Le piège des contrats d'énergie longue durée
Signer un contrat d'électricité ou de gaz pour 36 mois semble rassurant quand les prix s'affolent. Pourtant, l'analyse de 47 dossiers de PME marseillaises montre que la rigidité coûte souvent plus cher que la hausse du marché. On va droit au but : l'engagement long est un pari risqué pour votre trésorerie.
L'illusion de la sécurité tarifaire
En octobre 2024, nous avons épluché les factures d'une boulangerie industrielle du quartier de la Joliette. Ils avaient signé un contrat bloqué sur 3 ans à 214 € le MWh en pleine crise. Aujourd'hui, le prix du marché tourne autour de 92 € pour des profils similaires. Résultat, ils paient 122 € de trop par MWh consommé depuis 8 mois. Sur une consommation annuelle de 420 MWh, le manque à gagner dépasse les 51 000 €. C'est de l'argent qui dort littéralement dans les poches du fournisseur.
La plupart des directeurs financiers pensent que bloquer le prix protège le budget. C'est vrai uniquement si vous signez au point le plus bas. Pour une petite structure de 9 employés, s'enfermer dans un tarif rigide sans clause de sortie indexée est souvent une erreur stratégique.
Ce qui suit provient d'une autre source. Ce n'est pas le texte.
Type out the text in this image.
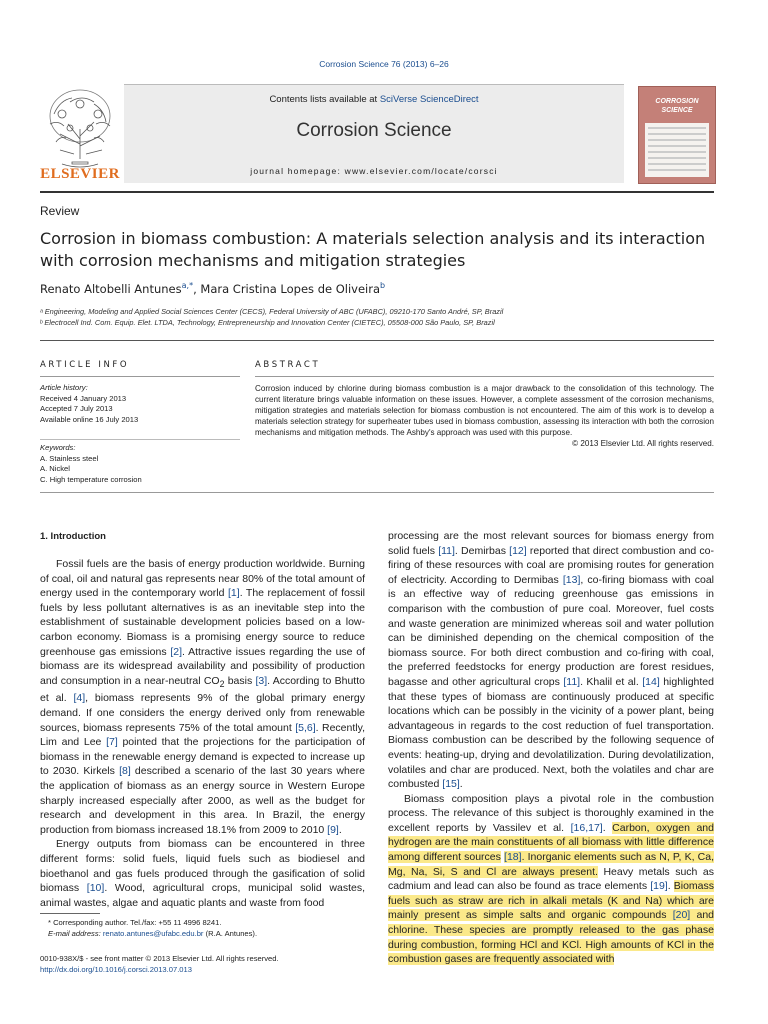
Corrosion Science 76 (2013) 6–26
Contents lists available at SciVerse ScienceDirect
Corrosion Science
journal homepage: www.elsevier.com/locate/corsci
ELSEVIER
CORROSION SCIENCE
Review
Corrosion in biomass combustion: A materials selection analysis and its interaction with corrosion mechanisms and mitigation strategies
Renato Altobelli Antunes$^{a,*}$, Mara Cristina Lopes de Oliveira$^b$
ᵃ Engineering, Modeling and Applied Social Sciences Center (CECS), Federal University of ABC (UFABC), 09210-170 Santo André, SP, Brazil
ᵇ Electrocell Ind. Com. Equip. Elet. LTDA, Technology, Entrepreneurship and Innovation Center (CIETEC), 05508-000 São Paulo, SP, Brazil
ARTICLE INFO	ABSTRACT
Article history:
Received 4 January 2013
Accepted 7 July 2013
Available online 16 July 2013
Keywords:
A. Stainless steel
A. Nickel
C. High temperature corrosion
Corrosion induced by chlorine during biomass combustion is a major drawback to the consolidation of this technology. The current literature brings valuable information on these issues. However, a complete assessment of the corrosion mechanisms, mitigation strategies and materials selection for biomass combustion is not encountered. The aim of this work is to develop a materials selection strategy for superheater tubes used in biomass combustion, assessing its interaction with both the corrosion mechanisms and mitigation methods. The Ashby's approach was used with this purpose.
© 2013 Elsevier Ltd. All rights reserved.
1. Introduction

Fossil fuels are the basis of energy production worldwide. Burning of coal, oil and natural gas represents near 80% of the total amount of energy used in the contemporary world [1]. The replacement of fossil fuels by less pollutant alternatives is as an inevitable step into the establishment of sustainable development policies based on a low-carbon economy. Biomass is a promising energy source to reduce greenhouse gas emissions [2]. Attractive issues regarding the use of biomass are its widespread availability and possibility of production and consumption in a near-neutral $CO_2$ basis [3]. According to Bhutto et al. [4], biomass represents 9% of the global primary energy demand. If one considers the energy derived only from renewable sources, biomass represents 75% of the total amount [5,6]. Recently, Lim and Lee [7] pointed that the projections for the participation of biomass in the renewable energy demand is expected to increase up to 2030. Kirkels [8] described a scenario of the last 30 years where the application of biomass as an energy source in Western Europe sharply increased especially after 2000, as well as the budget for research and development in this area. In Brazil, the energy production from biomass increased 18.1% from 2009 to 2010 [9].

Energy outputs from biomass can be encountered in three different forms: solid fuels, liquid fuels such as biodiesel and bioethanol and gas fuels produced through the gasification of solid biomass [10]. Wood, agricultural crops, municipal solid wastes, animal wastes, algae and aquatic plants and waste from food

processing are the most relevant sources for biomass energy from solid fuels [11]. Demirbas [12] reported that direct combustion and co-firing of these resources with coal are promising routes for generation of electricity. According to Dermibas [13], co-firing biomass with coal is an effective way of reducing greenhouse gas emissions in comparison with the combustion of pure coal. Moreover, fuel costs and waste generation are minimized whereas soil and water pollution can be diminished depending on the chemical composition of the biomass source. For both direct combustion and co-firing with coal, the preferred feedstocks for energy production are forest residues, bagasse and other agricultural crops [11]. Khalil et al. [14] highlighted that these types of biomass are continuously produced at specific locations which can be possibly in the vicinity of a power plant, being advantageous in regards to the cost reduction of fuel transportation. Biomass combustion can be described by the following sequence of events: heating-up, drying and devolatilization. During devolatilization, volatiles and char are produced. Next, both the volatiles and char are combusted [15].

Biomass composition plays a pivotal role in the combustion process. The relevance of this subject is thoroughly examined in the excellent reports by Vassilev et al. [16,17]. Carbon, oxygen and hydrogen are the main constituents of all biomass with little difference among different sources [18]. Inorganic elements such as N, P, K, Ca, Mg, Na, Si, S and Cl are always present. Heavy metals such as cadmium and lead can also be found as trace elements [19]. Biomass fuels such as straw are rich in alkali metals (K and Na) which are mainly present as simple salts and organic compounds [20] and chlorine. These species are promptly released to the gas phase during combustion, forming HCl and KCl. High amounts of KCl in the combustion gases are frequently associated with

* Corresponding author. Tel./fax: +55 11 4996 8241.
E-mail address: renato.antunes@ufabc.edu.br (R.A. Antunes).
0010-938X/$ - see front matter © 2013 Elsevier Ltd. All rights reserved.
http://dx.doi.org/10.1016/j.corsci.2013.07.013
On remarque que les contrats signés entre février 2023 et janvier 2024 comportent des marges fournisseurs gonflées de 14 % en moyenne par rapport aux offres flexibles actuelles.
Le risque zéro n'existe pas, mais s'enfermer 3 ans dans un tarif haut est une certitude de perte.
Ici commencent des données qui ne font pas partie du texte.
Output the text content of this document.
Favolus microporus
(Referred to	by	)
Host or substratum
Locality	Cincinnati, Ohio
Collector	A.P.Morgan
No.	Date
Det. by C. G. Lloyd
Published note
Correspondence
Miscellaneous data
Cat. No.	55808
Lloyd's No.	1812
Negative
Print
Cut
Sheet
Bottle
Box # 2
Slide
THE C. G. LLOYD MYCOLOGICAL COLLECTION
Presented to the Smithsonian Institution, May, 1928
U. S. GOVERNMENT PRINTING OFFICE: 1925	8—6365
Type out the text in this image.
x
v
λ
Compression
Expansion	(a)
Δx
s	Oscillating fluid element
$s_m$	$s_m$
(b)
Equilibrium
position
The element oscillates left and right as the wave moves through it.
Les clauses de résiliation cachées
Sur les 47 contrats analysés par Riskliyapitespiti, 31 contenaient des frais de sortie anticipée équivalents à 65 % de la consommation annuelle estimée restante. Pour un atelier de textile qui consomme 150 MWh par an, vouloir changer de fournisseur après 14 mois d'engagement peut coûter jusqu'à 18 400 € de pénalités. C'est une barrière technique qui empêche de profiter des baisses de prix saisonnières ou des nouveaux entrants sur le marché marseillais.
On voit aussi apparaître des clauses de 'Take or Pay'. Si votre activité baisse de 23 % suite à un changement de machine ou une réduction d'équipe, vous payez quand même l'énergie que vous n'avez pas consommée. Nous avons conseillé un garage automobile sur l'Avenue du Prado qui se retrouvait à payer 2 100 € par trimestre pour du gaz non utilisé simplement parce que leur contrat 2022-2025 était trop rigide sur les volumes prévisionnels.
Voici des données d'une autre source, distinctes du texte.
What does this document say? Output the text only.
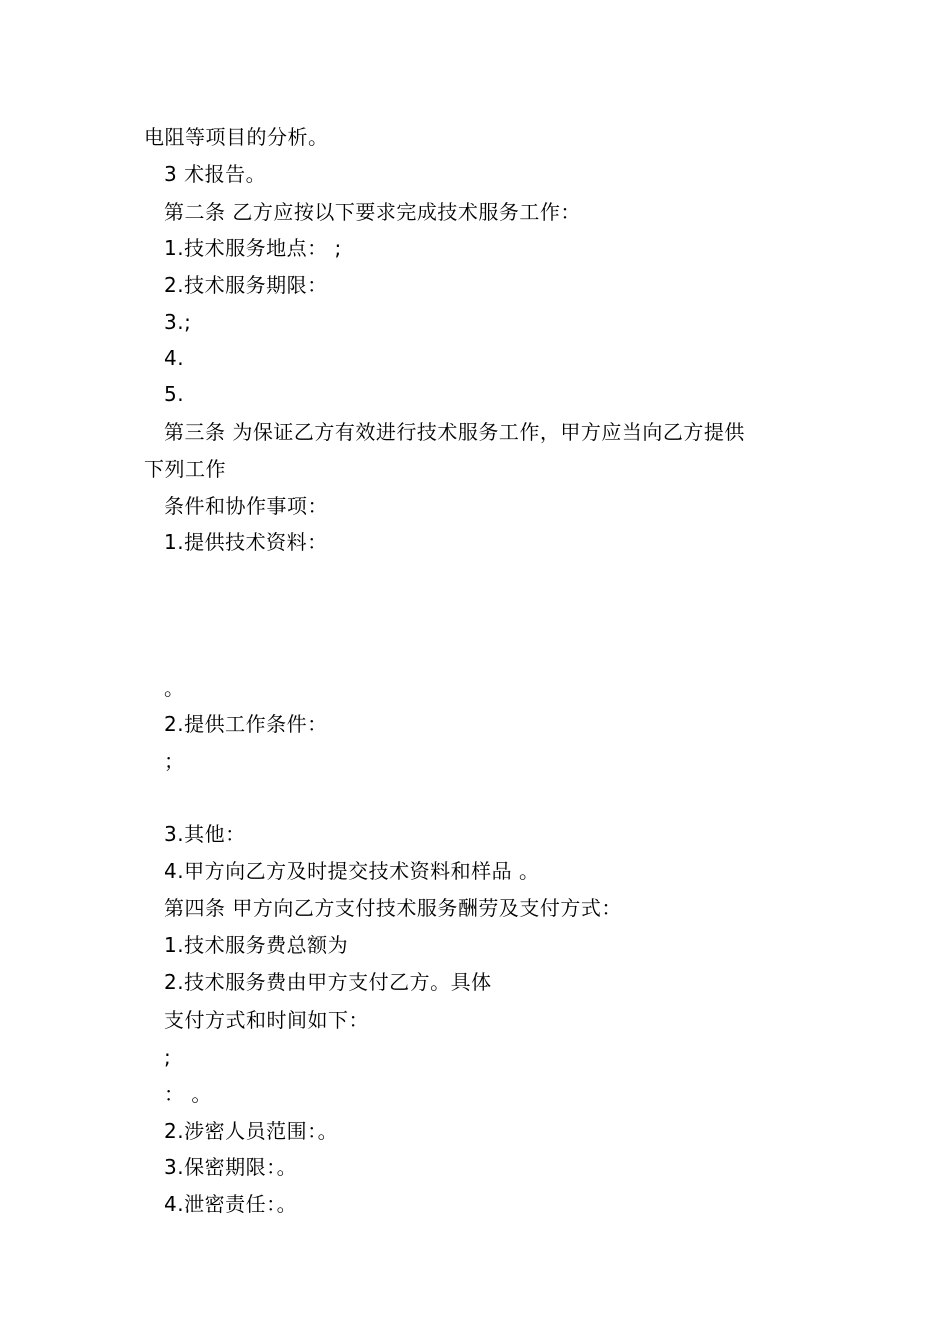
电阻等项目的分析。
3 术报告。
第二条 乙方应按以下要求完成技术服务工作：
1.技术服务地点： ;
2.技术服务期限：
3.;
4.
5.
第三条 为保证乙方有效进行技术服务工作，甲方应当向乙方提供
下列工作
条件和协作事项：
1.提供技术资料：
。
2.提供工作条件：
；
3.其他：
4.甲方向乙方及时提交技术资料和样品 。
第四条 甲方向乙方支付技术服务酬劳及支付方式：
1.技术服务费总额为
2.技术服务费由甲方支付乙方。具体
支付方式和时间如下：
;
： 。
2.涉密人员范围：。
3.保密期限：。
4.泄密责任：。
L'impact sur la valeur de l'entreprise
Lorsqu'un repreneur potentiel analyse les comptes d'une PME, les engagements hors bilan pèsent lourd. Un contrat d'énergie toxique de 48 mois est vu comme une dette cachée. Pour une entreprise de maintenance navale avec qui nous avons travaillé en septembre 2024, le surcoût énergétique représentait 3,2 % de leur marge EBE. C'est un point de friction qui a failli faire capoter une cession.
À Marseille, la concurrence entre les fournisseurs locaux et nationaux est rude. Rester agile permet de renégocier tous les 12 mois. Honnêtement, nous conseillons rarement des engagements de plus de 18 mois, sauf si le tarif est indexé sur l'ARENH à hauteur de 67 % minimum. C'est le seul moyen de garder un pied dans la réalité du marché tout en limitant les pics de volatilité trop brutaux.
Votre argent dort dans les recoins des contrats trop longs. Libérez votre trésorerie.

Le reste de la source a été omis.